The average rating should be about 2.5, because that’s how it should work out. Unless you’re driving a Bentley Continental or other decent sized luxury limosine you’re not earning a 5-star ride–no matter how many water bottles and car fresheners you have in there. Unless your meal is a feast for the eyes, nose, ears, and mouth, it is not a 5-star meal. A greasy-spoon diner, no matter how comfortings the food, isn’t going to be a 5-stars, just like it would never get a Michelin star or a full rating from Mimi Sheraton. If I order your product, and it arrives broken or just wasn’t what it said in the listing, or even arrives after the promised delivery date, it shouldn’t getting a full star. Fail to deliver a perfect review in any circumstance, and you’re told your evil, that you’re wrong, that you don’t deserve what little service you got from the vendor because they didn’t get their hit of 5-star crack from you.

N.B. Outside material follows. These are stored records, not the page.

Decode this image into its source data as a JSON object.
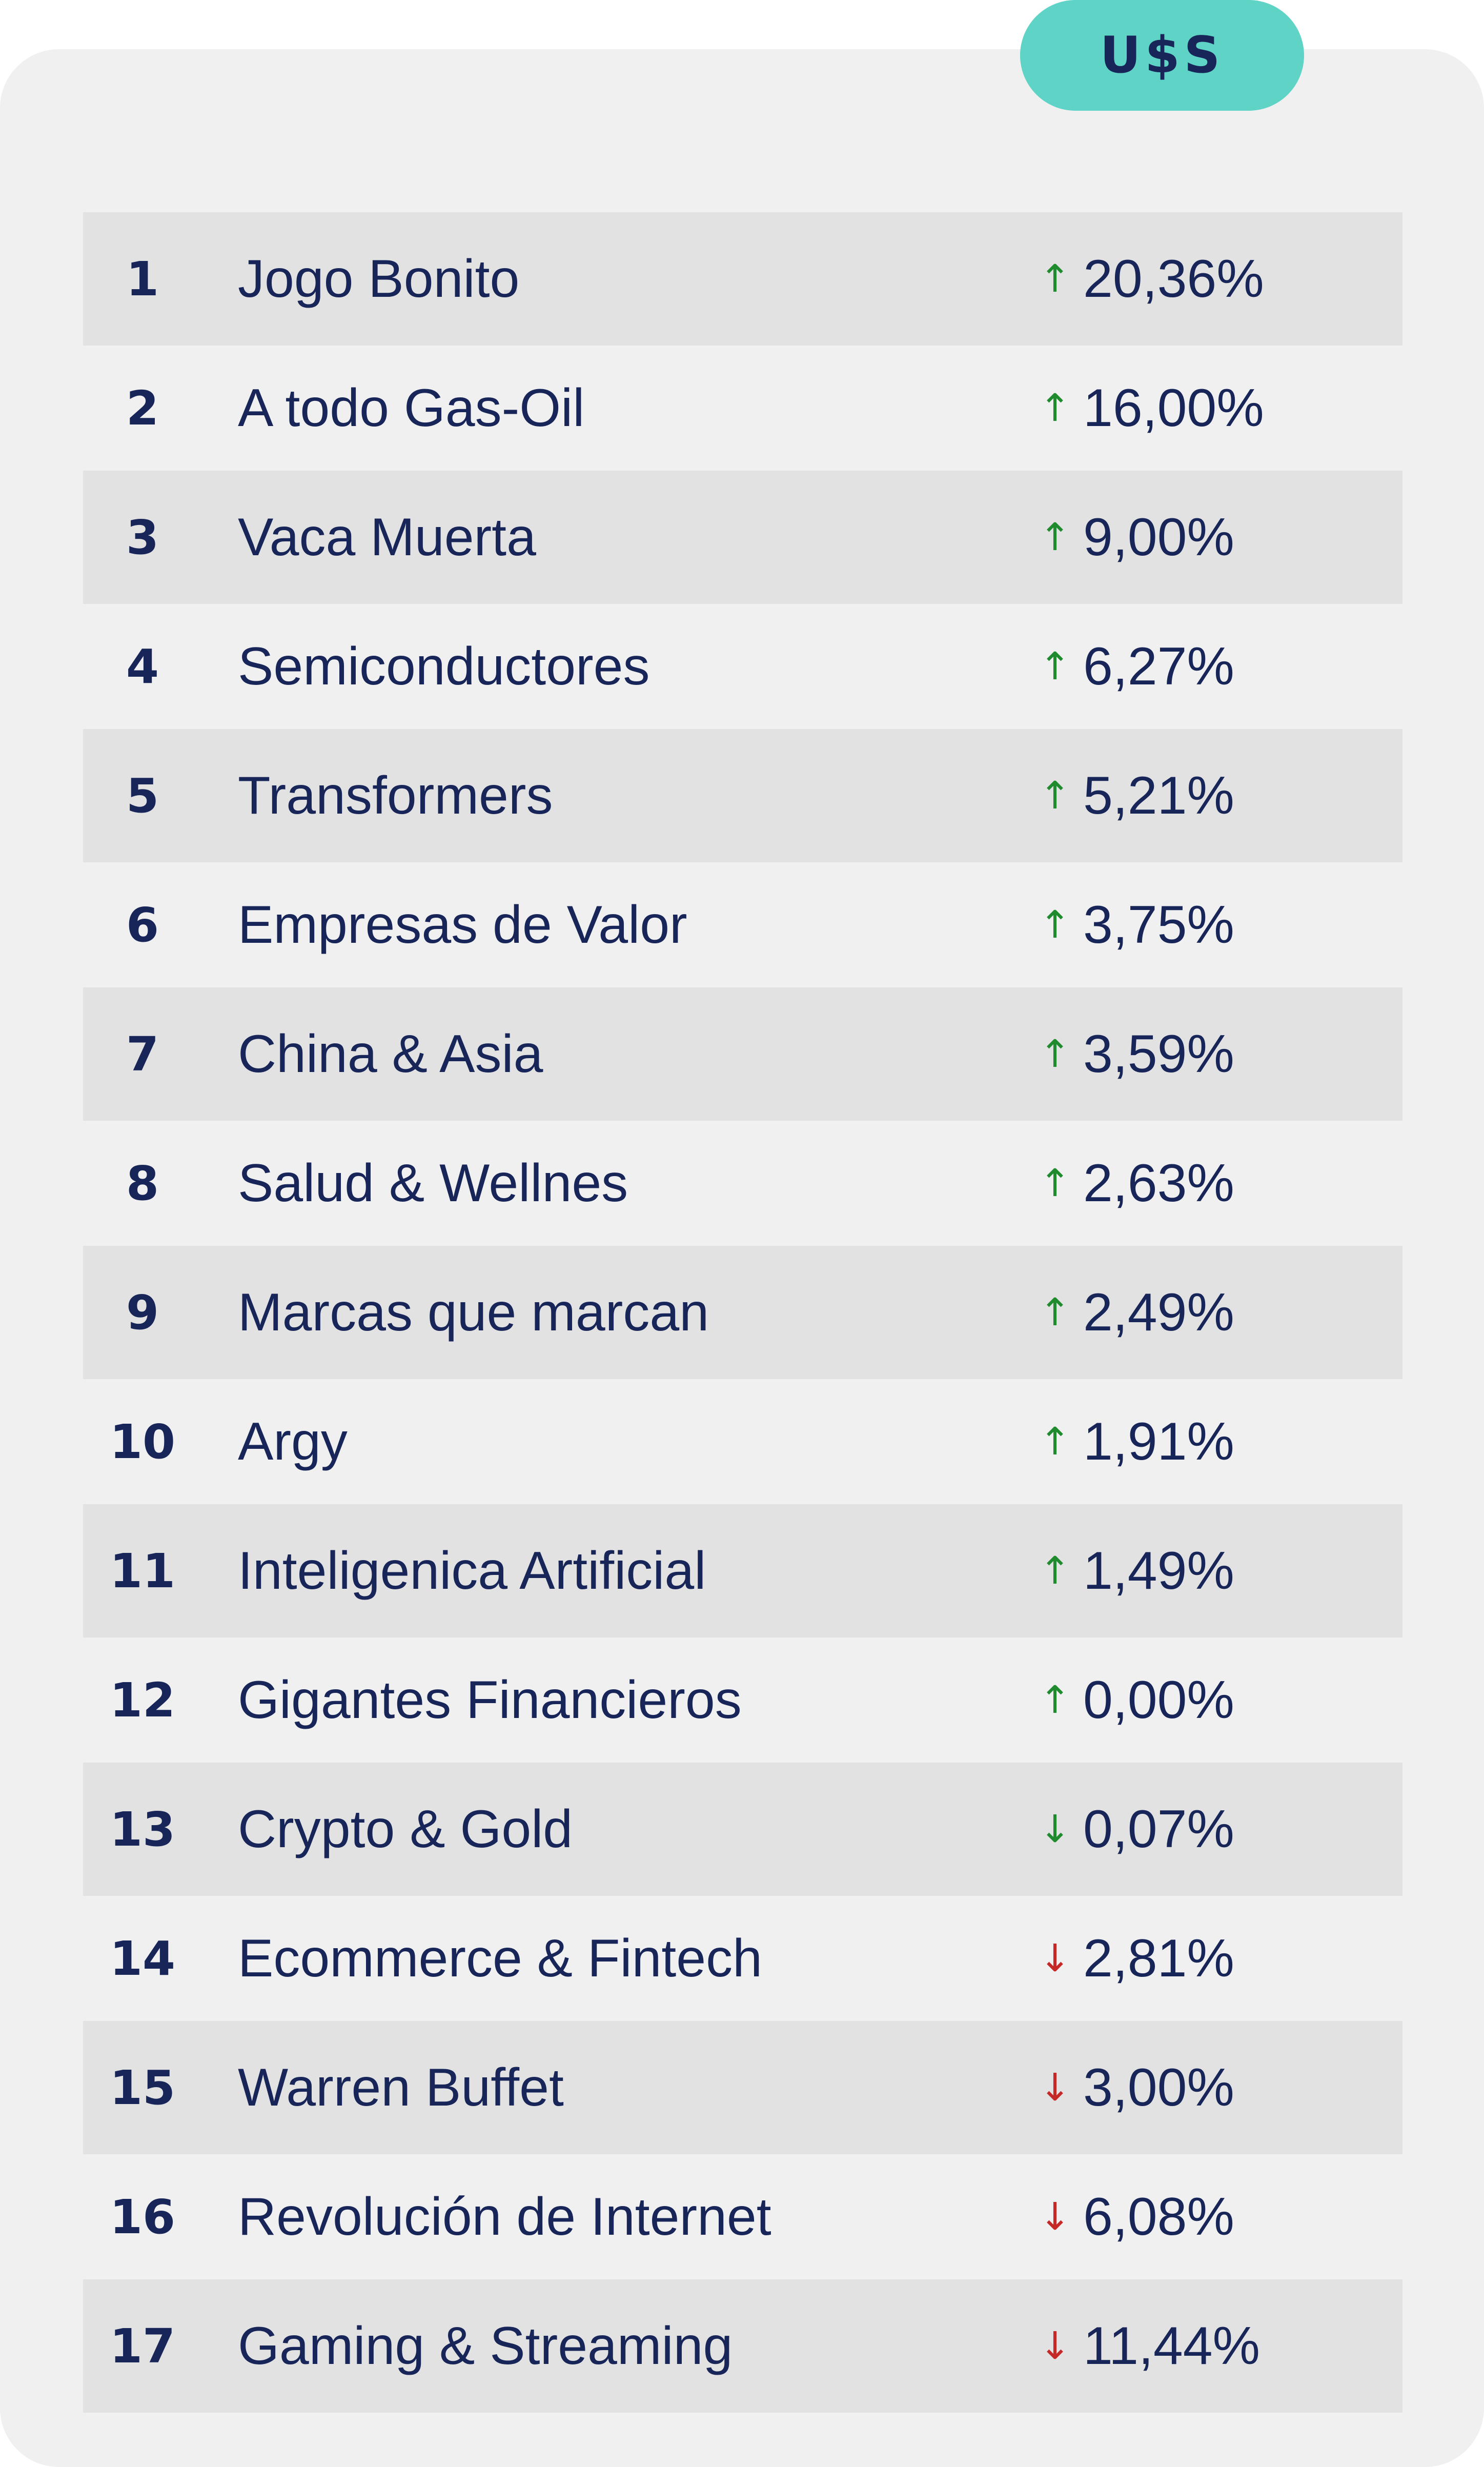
{
  "currency_label": "U$S",
  "rows": [
    {
      "rank": "1",
      "name": "Jogo Bonito",
      "direction": "up",
      "arrow": "↑",
      "value": "20,36%"
    },
    {
      "rank": "2",
      "name": "A todo Gas-Oil",
      "direction": "up",
      "arrow": "↑",
      "value": "16,00%"
    },
    {
      "rank": "3",
      "name": "Vaca Muerta",
      "direction": "up",
      "arrow": "↑",
      "value": "9,00%"
    },
    {
      "rank": "4",
      "name": "Semiconductores",
      "direction": "up",
      "arrow": "↑",
      "value": "6,27%"
    },
    {
      "rank": "5",
      "name": "Transformers",
      "direction": "up",
      "arrow": "↑",
      "value": "5,21%"
    },
    {
      "rank": "6",
      "name": "Empresas de Valor",
      "direction": "up",
      "arrow": "↑",
      "value": "3,75%"
    },
    {
      "rank": "7",
      "name": "China & Asia",
      "direction": "up",
      "arrow": "↑",
      "value": "3,59%"
    },
    {
      "rank": "8",
      "name": "Salud & Wellnes",
      "direction": "up",
      "arrow": "↑",
      "value": "2,63%"
    },
    {
      "rank": "9",
      "name": "Marcas que marcan",
      "direction": "up",
      "arrow": "↑",
      "value": "2,49%"
    },
    {
      "rank": "10",
      "name": "Argy",
      "direction": "up",
      "arrow": "↑",
      "value": "1,91%"
    },
    {
      "rank": "11",
      "name": "Inteligenica Artificial",
      "direction": "up",
      "arrow": "↑",
      "value": "1,49%"
    },
    {
      "rank": "12",
      "name": "Gigantes Financieros",
      "direction": "up",
      "arrow": "↑",
      "value": "0,00%"
    },
    {
      "rank": "13",
      "name": "Crypto & Gold",
      "direction": "down-green",
      "arrow": "↓",
      "value": "0,07%"
    },
    {
      "rank": "14",
      "name": "Ecommerce & Fintech",
      "direction": "down",
      "arrow": "↓",
      "value": "2,81%"
    },
    {
      "rank": "15",
      "name": "Warren Buffet",
      "direction": "down",
      "arrow": "↓",
      "value": "3,00%"
    },
    {
      "rank": "16",
      "name": "Revolución de Internet",
      "direction": "down",
      "arrow": "↓",
      "value": "6,08%"
    },
    {
      "rank": "17",
      "name": "Gaming & Streaming",
      "direction": "down",
      "arrow": "↓",
      "value": "11,44%"
    }
  ],
  "colors": {
    "card_background": "#f0f0f0",
    "row_shade": "#e2e2e2",
    "text": "#172558",
    "pill": "#5ed3c6",
    "arrow_up": "#1f8a2e",
    "arrow_down": "#c62828"
  }
}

Now we have to sell ourselves to the vendors – imagine calling uber or placing an order for some underware, and being told “your reviews are too low, we won’t sell to you until your average review is 5-stars.” Why not, if you’re an uber driver, certainly in high-traffic times you’d prefer to pick up only those who’ll give you good ratings, and if bad reviewers means fewer sales, don’t sell to them.

I’m pretty sure that’s a recipe for disaster, but that’s capitalism for you: find the money, get the money, keep the money, damn the consequences.